FIG. 1 is a block diagram of an inference processing device according to an embodiment of the present invention, FIG. 2 is a diagram showing the contents of a rule storage unit in the device, and FIG. 3 is a processing procedure of a strongly connected component decomposition unit in the device. FIG. 4, FIG. 4 and FIG. 5 are diagrams for explaining the processing of the decomposition unit, FIG. 6 is a diagram showing a strongly connected graph obtained by the decomposition unit, and FIGS. FIG. 10 is a flowchart for explaining the contents of processing in the classification unit, and FIG. 10 is a flowchart showing the processing procedure of the classification unit. 11 ... Rule storage unit, 12 ... Strongly connected component decomposition unit, 1
3 ... Classification unit, 14 ... Meta-knowledge storage unit, 15 ... Inference unit, 16 ... State storage unit.

Claims (1)

[Claims] 1. An inference processing apparatus for sequentially extracting applicable production rules to advance inference processing, and a rule storage unit for storing a plurality of production rules each including a pair of a condition section and an execution section.

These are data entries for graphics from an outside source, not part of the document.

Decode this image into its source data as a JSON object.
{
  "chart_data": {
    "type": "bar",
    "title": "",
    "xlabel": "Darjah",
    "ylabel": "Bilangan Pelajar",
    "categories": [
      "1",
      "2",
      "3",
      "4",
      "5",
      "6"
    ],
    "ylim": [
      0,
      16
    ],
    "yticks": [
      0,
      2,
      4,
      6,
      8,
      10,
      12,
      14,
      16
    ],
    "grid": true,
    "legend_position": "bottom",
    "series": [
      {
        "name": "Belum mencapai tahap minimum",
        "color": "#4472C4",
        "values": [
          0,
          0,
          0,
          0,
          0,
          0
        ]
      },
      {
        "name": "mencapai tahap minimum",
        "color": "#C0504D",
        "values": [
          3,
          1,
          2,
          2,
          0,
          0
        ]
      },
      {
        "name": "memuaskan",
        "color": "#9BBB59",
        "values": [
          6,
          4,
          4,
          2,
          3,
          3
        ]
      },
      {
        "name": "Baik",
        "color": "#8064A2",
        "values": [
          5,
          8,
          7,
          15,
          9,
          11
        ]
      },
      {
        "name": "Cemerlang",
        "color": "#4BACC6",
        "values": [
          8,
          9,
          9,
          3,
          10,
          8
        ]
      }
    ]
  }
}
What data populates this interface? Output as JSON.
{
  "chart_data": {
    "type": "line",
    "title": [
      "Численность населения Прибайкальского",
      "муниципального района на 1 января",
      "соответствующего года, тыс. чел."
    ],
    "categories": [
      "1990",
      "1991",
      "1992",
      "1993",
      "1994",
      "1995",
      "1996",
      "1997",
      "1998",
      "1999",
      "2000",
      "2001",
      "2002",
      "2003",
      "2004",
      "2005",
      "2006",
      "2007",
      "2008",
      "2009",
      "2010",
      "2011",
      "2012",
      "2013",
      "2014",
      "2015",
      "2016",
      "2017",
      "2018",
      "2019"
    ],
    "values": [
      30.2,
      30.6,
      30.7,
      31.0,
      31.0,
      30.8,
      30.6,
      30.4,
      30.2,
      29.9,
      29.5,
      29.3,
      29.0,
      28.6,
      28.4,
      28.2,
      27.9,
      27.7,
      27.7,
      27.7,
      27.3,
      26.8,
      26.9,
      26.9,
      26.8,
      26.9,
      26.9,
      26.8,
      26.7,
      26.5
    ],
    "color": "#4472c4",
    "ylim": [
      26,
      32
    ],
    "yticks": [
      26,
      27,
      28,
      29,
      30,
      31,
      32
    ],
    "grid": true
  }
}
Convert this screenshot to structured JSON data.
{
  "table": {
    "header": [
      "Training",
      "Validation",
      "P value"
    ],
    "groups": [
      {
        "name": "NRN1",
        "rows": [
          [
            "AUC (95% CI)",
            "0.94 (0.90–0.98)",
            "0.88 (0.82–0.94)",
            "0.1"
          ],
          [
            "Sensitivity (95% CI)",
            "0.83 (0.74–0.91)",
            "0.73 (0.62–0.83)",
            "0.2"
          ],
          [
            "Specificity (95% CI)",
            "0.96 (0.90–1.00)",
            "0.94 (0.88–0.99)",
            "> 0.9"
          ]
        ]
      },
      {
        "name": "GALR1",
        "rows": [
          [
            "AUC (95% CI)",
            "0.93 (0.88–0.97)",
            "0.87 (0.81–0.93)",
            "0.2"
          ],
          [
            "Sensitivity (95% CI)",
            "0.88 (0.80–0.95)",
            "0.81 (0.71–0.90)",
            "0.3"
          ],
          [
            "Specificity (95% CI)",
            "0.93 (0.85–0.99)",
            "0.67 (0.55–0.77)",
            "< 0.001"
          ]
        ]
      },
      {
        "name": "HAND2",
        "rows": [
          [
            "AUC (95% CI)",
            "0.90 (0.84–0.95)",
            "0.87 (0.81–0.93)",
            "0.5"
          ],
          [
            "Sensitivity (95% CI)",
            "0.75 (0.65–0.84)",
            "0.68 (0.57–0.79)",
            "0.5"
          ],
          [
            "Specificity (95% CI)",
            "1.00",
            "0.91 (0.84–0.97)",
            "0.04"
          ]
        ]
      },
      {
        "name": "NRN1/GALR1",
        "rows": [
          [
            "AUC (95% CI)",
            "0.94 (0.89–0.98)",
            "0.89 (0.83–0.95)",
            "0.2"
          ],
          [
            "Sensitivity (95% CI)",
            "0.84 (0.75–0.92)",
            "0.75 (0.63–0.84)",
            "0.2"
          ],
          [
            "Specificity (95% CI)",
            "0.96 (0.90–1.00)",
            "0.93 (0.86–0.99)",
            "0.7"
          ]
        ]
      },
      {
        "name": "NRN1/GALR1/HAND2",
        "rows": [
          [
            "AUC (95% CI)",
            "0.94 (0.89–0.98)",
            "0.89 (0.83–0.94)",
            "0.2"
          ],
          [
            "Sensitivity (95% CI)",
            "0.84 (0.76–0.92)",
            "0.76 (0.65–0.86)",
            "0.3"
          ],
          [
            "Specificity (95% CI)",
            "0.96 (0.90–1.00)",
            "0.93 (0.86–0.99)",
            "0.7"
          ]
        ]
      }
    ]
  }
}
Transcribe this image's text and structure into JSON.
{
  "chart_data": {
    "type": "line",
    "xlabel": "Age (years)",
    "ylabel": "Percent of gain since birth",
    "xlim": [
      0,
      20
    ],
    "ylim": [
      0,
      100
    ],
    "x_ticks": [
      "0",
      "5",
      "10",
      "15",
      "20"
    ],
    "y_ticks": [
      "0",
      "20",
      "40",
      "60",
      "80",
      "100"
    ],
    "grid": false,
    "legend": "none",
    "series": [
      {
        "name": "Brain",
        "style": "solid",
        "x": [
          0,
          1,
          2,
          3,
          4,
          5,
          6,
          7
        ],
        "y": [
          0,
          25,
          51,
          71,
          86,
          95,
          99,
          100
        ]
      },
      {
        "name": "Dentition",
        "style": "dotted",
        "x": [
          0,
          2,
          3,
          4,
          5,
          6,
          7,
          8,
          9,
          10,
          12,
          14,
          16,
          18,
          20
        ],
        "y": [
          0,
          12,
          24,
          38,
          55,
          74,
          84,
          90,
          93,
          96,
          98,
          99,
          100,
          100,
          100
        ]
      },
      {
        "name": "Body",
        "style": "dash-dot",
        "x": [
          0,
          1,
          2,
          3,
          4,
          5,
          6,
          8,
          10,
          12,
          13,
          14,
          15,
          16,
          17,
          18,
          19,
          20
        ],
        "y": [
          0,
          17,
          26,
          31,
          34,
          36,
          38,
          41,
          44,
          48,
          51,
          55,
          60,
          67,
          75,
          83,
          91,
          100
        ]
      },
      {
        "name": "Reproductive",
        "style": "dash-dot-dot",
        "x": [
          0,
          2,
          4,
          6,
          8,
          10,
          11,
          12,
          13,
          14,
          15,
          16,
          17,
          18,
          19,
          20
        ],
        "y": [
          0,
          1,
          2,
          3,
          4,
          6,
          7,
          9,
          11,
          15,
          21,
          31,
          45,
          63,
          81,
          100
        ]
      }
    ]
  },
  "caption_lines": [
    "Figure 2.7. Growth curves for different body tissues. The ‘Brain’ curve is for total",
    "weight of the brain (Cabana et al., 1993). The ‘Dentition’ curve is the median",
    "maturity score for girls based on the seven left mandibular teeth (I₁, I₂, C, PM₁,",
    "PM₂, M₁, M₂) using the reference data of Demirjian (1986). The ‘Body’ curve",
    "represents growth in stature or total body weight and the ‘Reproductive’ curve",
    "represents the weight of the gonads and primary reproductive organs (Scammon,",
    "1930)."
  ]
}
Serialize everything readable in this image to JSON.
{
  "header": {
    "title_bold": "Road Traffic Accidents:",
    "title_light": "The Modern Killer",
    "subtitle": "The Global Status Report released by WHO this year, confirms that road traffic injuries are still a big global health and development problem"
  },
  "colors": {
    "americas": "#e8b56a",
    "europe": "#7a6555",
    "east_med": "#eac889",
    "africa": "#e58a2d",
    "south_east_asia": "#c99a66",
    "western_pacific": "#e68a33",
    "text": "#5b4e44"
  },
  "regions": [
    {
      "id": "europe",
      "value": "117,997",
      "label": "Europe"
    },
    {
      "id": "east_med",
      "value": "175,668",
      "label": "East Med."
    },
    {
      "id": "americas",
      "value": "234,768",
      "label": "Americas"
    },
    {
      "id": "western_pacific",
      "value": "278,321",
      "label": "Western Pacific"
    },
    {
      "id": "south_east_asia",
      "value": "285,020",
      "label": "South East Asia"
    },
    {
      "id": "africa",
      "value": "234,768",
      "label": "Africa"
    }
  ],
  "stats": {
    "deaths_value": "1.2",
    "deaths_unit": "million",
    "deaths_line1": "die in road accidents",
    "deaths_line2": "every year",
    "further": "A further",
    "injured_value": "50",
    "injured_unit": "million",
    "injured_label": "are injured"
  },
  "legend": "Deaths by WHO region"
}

Setting means for setting nodes for all possible combinations of variables handled in the production rules stored in the rule storage section, and production rules satisfying the transition conditions between nodes set by the setting means By means of combining the nodes to obtain a directed graph matrix, decomposing means for decomposing the directed graph matrix obtained by this combining into strongly connected components, and variables for each strongly connected component obtained by this decomposing means. Condition calculation means for obtaining the condition corresponding to the strongly connected component from the value, and the production route satisfying the transition condition between the strongly connected components. Is used to obtain a directed graph matrix, and a strongly connected component decomposition unit having registration means for registering as meta-knowledge indicating which production rule can be applied next to which production rule, and the strongly connected component decomposition unit. Each strongly connected component has a period which is the greatest common divisor of the length of any closed circuit passing through any node in the strongly connected graph, and the period is increased by appropriately dividing the production rule. And a meta-knowledge obtained by the strongly connected component decomposition unit and the classification unit, which stores the production rules that satisfy the variable conditions and transition conditions of each period as meta-knowledge. Based on the meta-knowledge storage unit and the information indicating the production rule that can be applied next to the meta-knowledge stored in this meta-knowledge storage unit. Recognize the gap between the current state and the desired state, and then conduct a global inference to measure the application of production rules to approach the desired state. An inference processing device, comprising: an inference unit that extracts the next applicable production rule stored in the storage unit and executes inference processing.